# New Member in North Georgia.



## SRF25 (Apr 27, 2016)

Hi Guys, first let me Thank You all. I have been gleaning information off this site for almost a year now. My friend gave me a 2003 PSE Triton last August, and I must admit, since then, I have been hooked. I took a black bear in September with it. I have recently upgraded to a 2010 Hoyt TurboHawk, and am really enjoying the "new" speed. I look forward to learning more, and continuing to become a better archer. Thanks Again, Sheldon.


----------



## Washtub (Nov 5, 2015)

Hello


----------



## bltefft (Sep 16, 2015)

Welcome. Are you anywhere near Dahlonega?

Bobby


----------



## SRF25 (Apr 27, 2016)

bltefft said:


> Welcome. Are you anywhere near Dahlonega?
> 
> Bobby


Just north of Dalton, east of Dahlonega.


----------



## Tim Roberts (Jul 13, 2002)

* SRF25.*





















.


----------



## greatthosu (Sep 13, 2012)

Welcome to the forum from Arizona.


----------



## bltefft (Sep 16, 2015)

SRF25 said:


> Just north of Dalton, east of Dahlonega.

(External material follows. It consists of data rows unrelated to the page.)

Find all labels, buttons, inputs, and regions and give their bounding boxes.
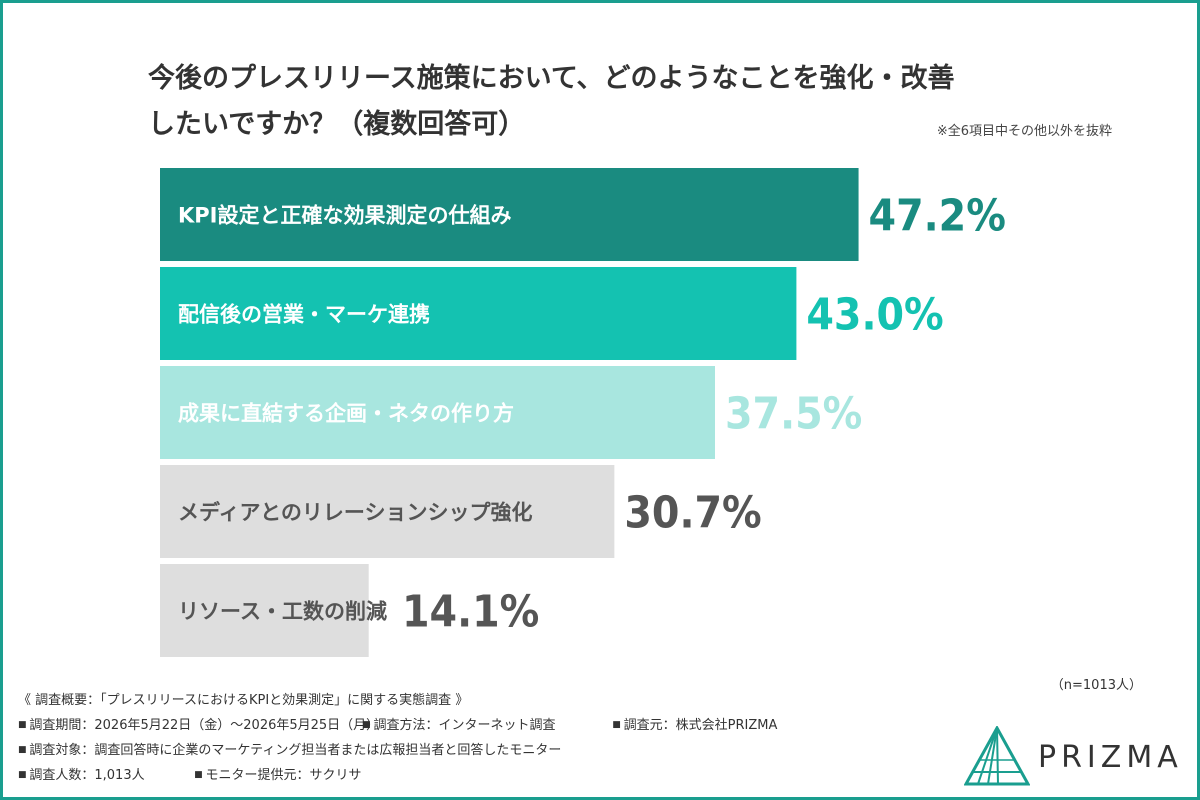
survey-row-3: 調査人数：1,013人 モニター提供元：サクリサ [18,763,918,788]
chart-title-line-2: したいですか？（複数回答可） [148,109,526,140]
bar-2 [160,267,797,360]
bar-label-2: 配信後の営業・マーケ連携 [178,303,430,327]
bar-label-1: KPI設定と正確な効果測定の仕組み [178,204,511,228]
survey-row-1: 調査期間：2026年5月22日（金）〜2026年5月25日（月） 調査方法：イン… [18,713,918,738]
survey-method: 調査方法：インターネット調査 [362,713,608,738]
survey-target: 調査対象：調査回答時に企業のマーケティング担当者または広報担当者と回答したモニタ… [18,738,561,763]
bar-label-5: リソース・工数の削減 [178,600,387,624]
prism-logo-icon [963,724,1031,786]
survey-heading: 《 調査概要：「プレスリリースにおけるKPIと効果測定」に関する実態調査 》 [18,693,469,708]
chart-title: 今後のプレスリリース施策において、どのようなことを強化・改善 したいですか？（複… [148,56,1068,148]
selection-note: ※全6項目中その他以外を抜粋 [936,124,1112,139]
chart-title-line-1: 今後のプレスリリース施策において、どのようなことを強化・改善 [148,63,955,94]
bar-3 [160,366,715,459]
value-label-2: 43.0% [806,290,943,341]
value-label-4: 30.7% [624,488,761,539]
value-label-1: 47.2% [869,191,1006,242]
prizma-logo: PRIZMA [963,724,1194,786]
survey-period: 調査期間：2026年5月22日（金）〜2026年5月25日（月） [18,713,379,738]
value-label-5: 14.1% [402,587,539,638]
sample-size: （n=1013人） [1050,678,1142,693]
bar-5 [160,564,369,657]
survey-summary: 《 調査概要：「プレスリリースにおけるKPIと効果測定」に関する実態調査 》 調… [18,688,918,788]
logo-text: PRIZMA [1038,740,1183,775]
bar-label-3: 成果に直結する企画・ネタの作り方 [178,402,514,426]
survey-row-2: 調査対象：調査回答時に企業のマーケティング担当者または広報担当者と回答したモニタ… [18,738,918,763]
bar-4 [160,465,615,558]
value-label-3: 37.5% [725,389,862,440]
bar-1 [160,168,859,261]
bar-label-4: メディアとのリレーションシップ強化 [178,501,532,525]
survey-count: 調査人数：1,013人 [18,763,190,788]
survey-provider: モニター提供元：サクリサ [194,763,362,788]
survey-source: 調査元：株式会社PRIZMA [612,713,778,738]
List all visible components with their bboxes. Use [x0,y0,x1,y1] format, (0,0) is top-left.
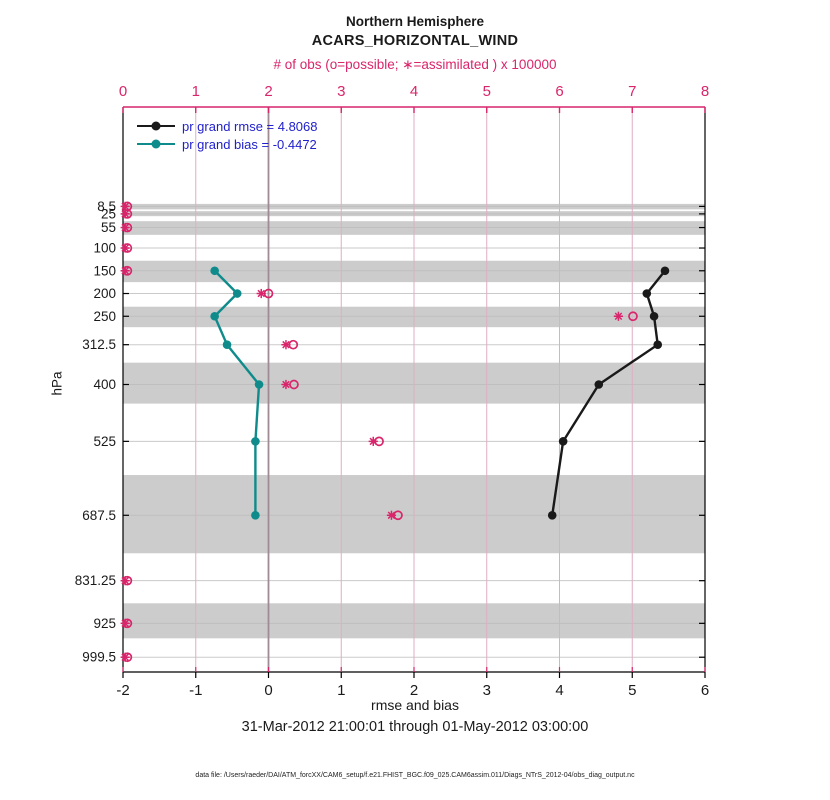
y-tick-label: 312.5 [82,337,116,352]
series-point [251,510,260,520]
obs-assimilated-marker [257,289,266,298]
obs-assimilated-marker [121,653,129,661]
legend-line-swatch [137,139,175,149]
x-tick-label-top: 5 [483,83,491,100]
series-point [547,510,557,520]
y-tick-label: 831.25 [75,573,116,588]
series-point [254,380,264,389]
x-tick-label-bottom: 0 [264,682,272,699]
series-point [222,340,232,349]
y-tick-label: 400 [93,377,116,392]
series-point [653,340,663,349]
y-tick-label: 525 [93,434,116,449]
obs-assimilated-marker [369,437,378,446]
data-file-footer: data file: /Users/raeder/DAI/ATM_forcXX/… [195,772,635,779]
series-point [558,437,568,446]
obs-assimilated-marker [282,380,290,389]
x-tick-label-top: 8 [701,83,709,100]
y-tick-label: 150 [93,263,116,278]
title-block: Northern Hemisphere ACARS_HORIZONTAL_WIN… [0,14,830,73]
x-tick-label-bottom: 6 [701,682,709,699]
legend-dot-marker [151,139,161,149]
x-tick-label-top: 1 [192,83,200,100]
obs-assimilated-marker [614,312,623,321]
obs-assimilated-marker [121,202,129,211]
y-tick-label: 200 [93,286,116,301]
legend-line-swatch [137,121,175,131]
x-tick-label-top: 6 [555,83,563,100]
obs-possible-marker [628,311,638,322]
legend-dot-marker [151,121,161,131]
y-tick-label: 687.5 [82,508,116,523]
obs-assimilated-marker [282,340,290,349]
obs-assimilated-marker [121,619,129,628]
date-range-label: 31-Mar-2012 21:00:01 through 01-May-2012… [241,719,589,735]
legend: pr grand rmse = 4.8068 pr grand bias = -0… [137,117,318,153]
series-point [649,311,659,321]
x-tick-label-top: 2 [264,83,272,100]
obs-assimilated-marker [121,210,129,218]
series-point [642,289,652,298]
series-point [251,437,260,446]
chart-title-observation-type: ACARS_HORIZONTAL_WIND [311,33,519,49]
series-point [594,380,604,389]
series-point [660,266,670,276]
y-tick-label: 25 [101,206,116,221]
series-point [232,289,242,298]
x-tick-label-bottom: 4 [555,682,563,699]
x-tick-label-bottom: 5 [628,682,636,699]
legend-label: pr grand bias = -0.4472 [182,136,317,152]
x-tick-label-bottom: 1 [337,682,345,699]
obs-assimilated-marker [121,223,129,232]
chart-title-region: Northern Hemisphere [345,14,485,29]
chart-subtitle-obs-count: # of obs (o=possible; ∗=assimilated ) x … [273,57,557,72]
y-tick-label: 925 [93,616,116,631]
y-tick-label: 100 [93,241,116,256]
y-tick-label: 8.5 [97,199,116,214]
y-tick-label: 999.5 [82,650,116,665]
x-tick-label-top: 4 [410,83,418,100]
y-tick-label: 55 [101,220,116,235]
y-tick-label: 250 [93,309,116,324]
x-tick-label-top: 0 [119,83,127,100]
obs-assimilated-marker [387,511,396,520]
x-axis-label: rmse and bias [371,697,459,713]
legend-item-0: pr grand rmse = 4.8068 [137,117,318,135]
obs-assimilated-marker [121,576,129,585]
x-tick-label-bottom: 2 [410,682,418,699]
series-point [210,311,219,321]
obs-assimilated-marker [121,244,129,252]
y-axis-label: hPa [49,371,65,396]
legend-label: pr grand rmse = 4.8068 [182,118,318,134]
series-point [210,266,219,276]
obs-assimilated-marker [121,266,129,275]
x-tick-label-bottom: -1 [189,682,202,699]
legend-item-1: pr grand bias = -0.4472 [137,135,318,153]
x-tick-label-bottom: 3 [483,682,491,699]
x-tick-label-top: 7 [628,83,636,100]
x-tick-label-top: 3 [337,83,345,100]
x-tick-label-bottom: -2 [116,682,129,699]
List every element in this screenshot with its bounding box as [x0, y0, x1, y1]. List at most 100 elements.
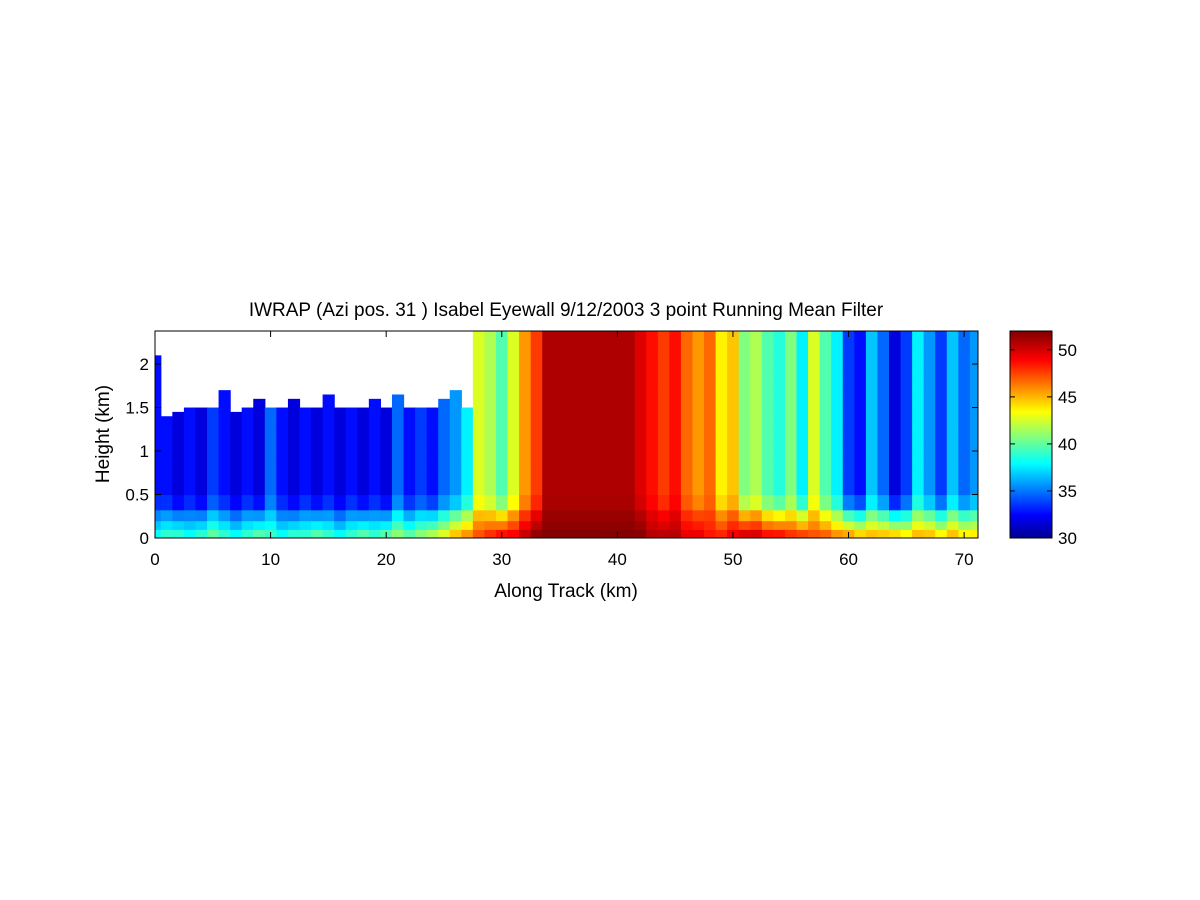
heatmap-cell [484, 520, 497, 530]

Ok, I know where that is. The reason I asked was that myself and my wife are graduates of North Georgia College (it was called that back in 1973 and 76), NGC is in Dahlonega.

We live in Columbus.

Again, welcome to AT.

Bobby


----------



## doczerothree (Aug 24, 2009)

Welcome!!


----------



## SRF25 (Apr 27, 2016)

Yes sir, I served with a couple of guys who graduated from there as well. It's a great school.


----------



## 60X (Nov 8, 2002)

welcome aboard


----------



## beearcher (May 19, 2014)

Welcome to At from Texas


PSE Surge 70# SW


----------



## jm1827 (Apr 22, 2015)

Welcome from NJ


----------



## South Man (Jul 12, 2008)

Welcome to AT!
I am between Calhoun and Rome GA

Sent from my iPhone using Tapatalk


----------



## jeremy44230 (Jan 31, 2009)

Welcome


----------